Comment obtenir légalement une attestation de sinistralité ?

Elle peut être demandée directement à l'assureur, qui dispose de quinze jours après la fin du contrat, ou téléchargée via Carattest avec une carte d'identité électronique pour les attestations émises depuis le 1er avril 2013. Si le véhicule a été assuré chez plusieurs compagnies sur cinq ans, une attestation distincte doit être demandée à chacune.

Que risque une personne qui présente une attestation falsifiée en Belgique ?

L'usage d'un faux document est réprimé par les articles 196 et 197 du Code pénal belge, avec des peines pouvant aller jusqu'à cinq à dix ans de réclusion pour la fabrication, généralement correctionnalisées, et l'escroquerie qui en découle relève de l'article 496 du même code.
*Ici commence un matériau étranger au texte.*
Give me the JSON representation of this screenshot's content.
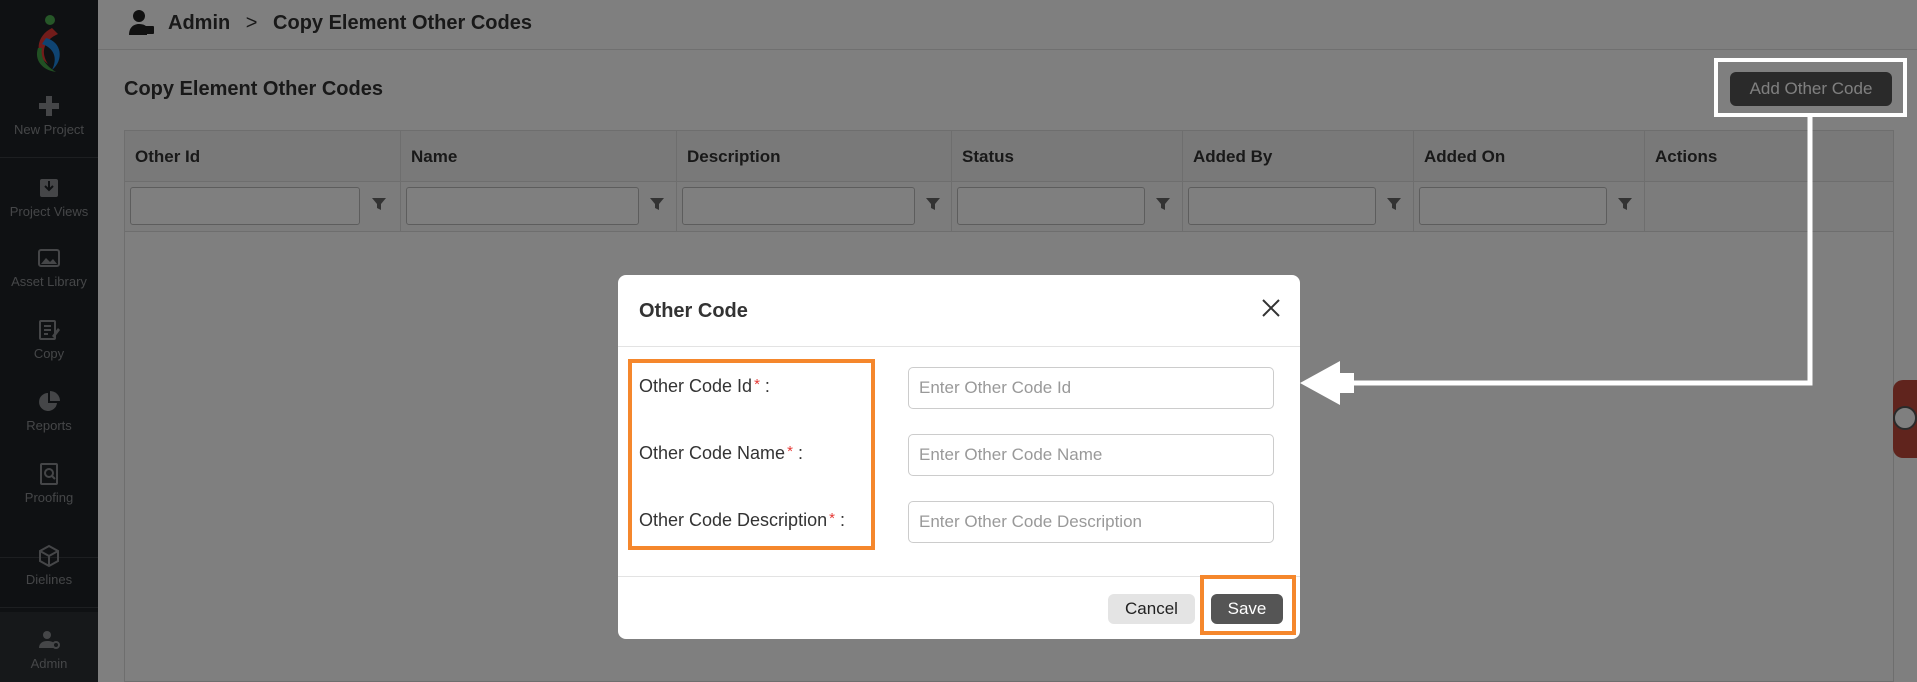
{
  "sidebar": {
    "items": [
      {
        "label": "New Project",
        "icon": "plus-icon"
      },
      {
        "label": "Project Views",
        "icon": "inbox-icon"
      },
      {
        "label": "Asset Library",
        "icon": "image-icon"
      },
      {
        "label": "Copy",
        "icon": "edit-icon"
      },
      {
        "label": "Reports",
        "icon": "pie-chart-icon"
      },
      {
        "label": "Proofing",
        "icon": "proof-search-icon"
      },
      {
        "label": "Dielines",
        "icon": "box-icon"
      },
      {
        "label": "Admin",
        "icon": "admin-user-icon"
      }
    ]
  },
  "header": {
    "breadcrumb_root": "Admin",
    "breadcrumb_sep": ">",
    "breadcrumb_current": "Copy Element Other Codes"
  },
  "main": {
    "page_title": "Copy Element Other Codes",
    "add_button": "Add Other Code",
    "columns": [
      "Other Id",
      "Name",
      "Description",
      "Status",
      "Added By",
      "Added On",
      "Actions"
    ]
  },
  "modal": {
    "title": "Other Code",
    "fields": [
      {
        "label": "Other Code Id",
        "required_mark": "*",
        "suffix": ":",
        "placeholder": "Enter Other Code Id"
      },
      {
        "label": "Other Code Name",
        "required_mark": "*",
        "suffix": ":",
        "placeholder": "Enter Other Code Name"
      },
      {
        "label": "Other Code Description",
        "required_mark": "*",
        "suffix": ":",
        "placeholder": "Enter Other Code Description"
      }
    ],
    "cancel_label": "Cancel",
    "save_label": "Save"
  },
  "colors": {
    "sidebar_bg": "#1f2326",
    "button_dark": "#555555",
    "highlight_orange": "#f5872c",
    "required_red": "#e53935"
  }
}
Au-delà du volet pénal, l'assureur trompé peut réviser la prime rétroactivement ou résilier le contrat une fois la fraude découverte.

Datassur peut-il détecter toutes les fausses attestations de sinistralité ?

Non. Datassur recoupe les données de sinistres entre les compagnies participantes et signale les incohérences répétées, mais ce mécanisme sectoriel ne remplace pas un contrôle documentaire propre à chaque assureur, en particulier pour des faux isolés qui n'apparaissent pas encore dans la base.

CheckFile peut-il garantir la détection de toutes les fausses attestations de sinistralité ?

Non. CheckFile complète les contrôles existants, y compris le recoupement sectoriel via Datassur, par une analyse multi-couche et des signaux de détection IA, mais aucune solution ne peut garantir l'identification de 100 % des faux documents. L'objectif est de réduire le risque résiduel, pas de l'éliminer.